Marie died in 2022 after a long period of declining health. While Booth was preparing for her sister’s death, she could not anticipate what happened afterward.

Booth sought the help of probate court attorney Daniel Kalamaro to handle her late sister’s assets. Among those assets was a home in Clayton County, Georgia.

“It’s usually a fairly routine process: gather the assets, gather the debts, identify the creditors and make your disbursements and away you go,” Kalamaro explained. “That did not happen here.”

When Booth tried to sell her sister’s home last year, she learned the house was no longer hers.

County clerk records show Marie’s signature on a deed that transferred the home to a private company, EBA Capital Inc. Marie’s name was signed on April 26, 2022, but she had already been dead for three months, according to her state-certified death certificate.

Real estate attorney James Clifton considers the case a blatantly egregious example of deed theft.

“Unless she’s Lazarus or this company supposedly received the deed from her [or] sent a witness notary to heaven, there is no way this lady could have possibly signed this deed,” Clifton said.

Clifton says deed theft cases are “growing exponentially” in Georgia because there are few state protections.

“What they’re doing to clients like mine is just horrible,” he said.

Georgia law doesn’t require identification when filing property paperwork in a clerk’s office.

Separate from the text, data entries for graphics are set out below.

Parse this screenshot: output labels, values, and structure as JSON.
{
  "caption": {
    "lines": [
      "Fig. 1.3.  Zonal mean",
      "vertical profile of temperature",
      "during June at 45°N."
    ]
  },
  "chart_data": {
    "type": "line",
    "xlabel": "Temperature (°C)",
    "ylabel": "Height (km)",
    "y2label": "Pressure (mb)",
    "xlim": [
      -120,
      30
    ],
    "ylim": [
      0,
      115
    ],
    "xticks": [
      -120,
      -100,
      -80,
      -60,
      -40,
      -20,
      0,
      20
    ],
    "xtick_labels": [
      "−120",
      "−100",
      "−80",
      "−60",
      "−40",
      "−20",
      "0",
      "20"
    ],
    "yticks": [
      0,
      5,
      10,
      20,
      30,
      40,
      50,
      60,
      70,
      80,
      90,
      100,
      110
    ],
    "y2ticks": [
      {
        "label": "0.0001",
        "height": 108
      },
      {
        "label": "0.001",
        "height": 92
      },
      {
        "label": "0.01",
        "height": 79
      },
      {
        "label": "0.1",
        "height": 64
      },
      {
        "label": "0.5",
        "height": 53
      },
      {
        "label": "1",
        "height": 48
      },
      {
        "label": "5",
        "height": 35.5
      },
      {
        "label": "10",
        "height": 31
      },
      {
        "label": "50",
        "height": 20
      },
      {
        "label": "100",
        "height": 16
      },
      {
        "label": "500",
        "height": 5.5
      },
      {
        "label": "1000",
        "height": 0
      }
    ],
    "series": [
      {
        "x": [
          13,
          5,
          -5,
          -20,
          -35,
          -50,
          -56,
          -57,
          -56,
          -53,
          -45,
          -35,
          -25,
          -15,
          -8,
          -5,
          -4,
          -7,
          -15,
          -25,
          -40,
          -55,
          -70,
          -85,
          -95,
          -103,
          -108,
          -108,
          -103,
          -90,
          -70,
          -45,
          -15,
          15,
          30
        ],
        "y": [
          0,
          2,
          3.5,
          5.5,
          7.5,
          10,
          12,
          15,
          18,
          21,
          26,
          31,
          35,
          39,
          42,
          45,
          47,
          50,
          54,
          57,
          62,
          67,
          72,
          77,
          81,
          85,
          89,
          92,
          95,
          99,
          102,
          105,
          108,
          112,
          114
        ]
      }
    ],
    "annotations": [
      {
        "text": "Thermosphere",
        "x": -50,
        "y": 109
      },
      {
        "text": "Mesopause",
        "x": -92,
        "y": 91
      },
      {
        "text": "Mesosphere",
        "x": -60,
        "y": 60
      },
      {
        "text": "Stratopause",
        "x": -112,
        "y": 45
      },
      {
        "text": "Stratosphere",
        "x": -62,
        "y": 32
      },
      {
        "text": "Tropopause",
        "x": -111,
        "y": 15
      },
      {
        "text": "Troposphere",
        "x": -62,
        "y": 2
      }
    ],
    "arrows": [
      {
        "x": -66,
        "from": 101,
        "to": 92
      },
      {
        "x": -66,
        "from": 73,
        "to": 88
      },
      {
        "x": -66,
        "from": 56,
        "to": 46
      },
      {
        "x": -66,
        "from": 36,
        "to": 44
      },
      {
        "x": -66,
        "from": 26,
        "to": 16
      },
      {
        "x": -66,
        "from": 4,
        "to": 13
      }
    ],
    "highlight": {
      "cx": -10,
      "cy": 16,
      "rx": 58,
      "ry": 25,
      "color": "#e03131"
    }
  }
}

It also does not require any proof to be shown the person filing the paperwork owns the home, so anyone can file a property deed on a home, WANF reports.

The newly introduced House Bill 888, known as the Georgia Not on My Deed Act, would make photo IDs a requirement.

Clifton and other real estate attorneys say law enforcement is failing to investigate these crimes. They want to see federal resources empowering police or the Georgia Attorney General to prioritize deed theft cases through dedicated task forces.

“We report it to local law enforcement. They tell us there is nothing they can do about it,” Clifton said. “They say it’s a civil matter only, even though there’s forgery, even though there’s fraud, which are crimes.”

WANF visited Marie’s former home. The man on the property would not say why he was at the house and said he was neither the owner nor did he know anything about the private business EBA Capital Inc.

Georgia Secretary of State’s registration shows the business is licensed to Emanuel Clark. Through police reports and a previous tenant, WANF reached out to Clark, who did not respond to texts or calls.

Clayton County police also contacted Clark after Booth’s family filed a police report. A follow-up report shows when an officer got Clark on the phone, he alleged his name was Andre Smith. The report said Clark was asked for identification during the call but did not provide it. As a result, the agency noted it wasn’t pursuing arrest warrants for theft by deception. This happened in September 2023.

Clayton County police told WANF that they were looking into it, but there was “no additional information at this time.”

Booth does not feel like local officials have taken the case seriously, and it’s left her feeling isolated.

“It’s been really hard,” Booth said. “You don’t have anyone to call and say, ‘Am I doing this right? What am I doing with this? How do I do this?’ You’re just by yourself.”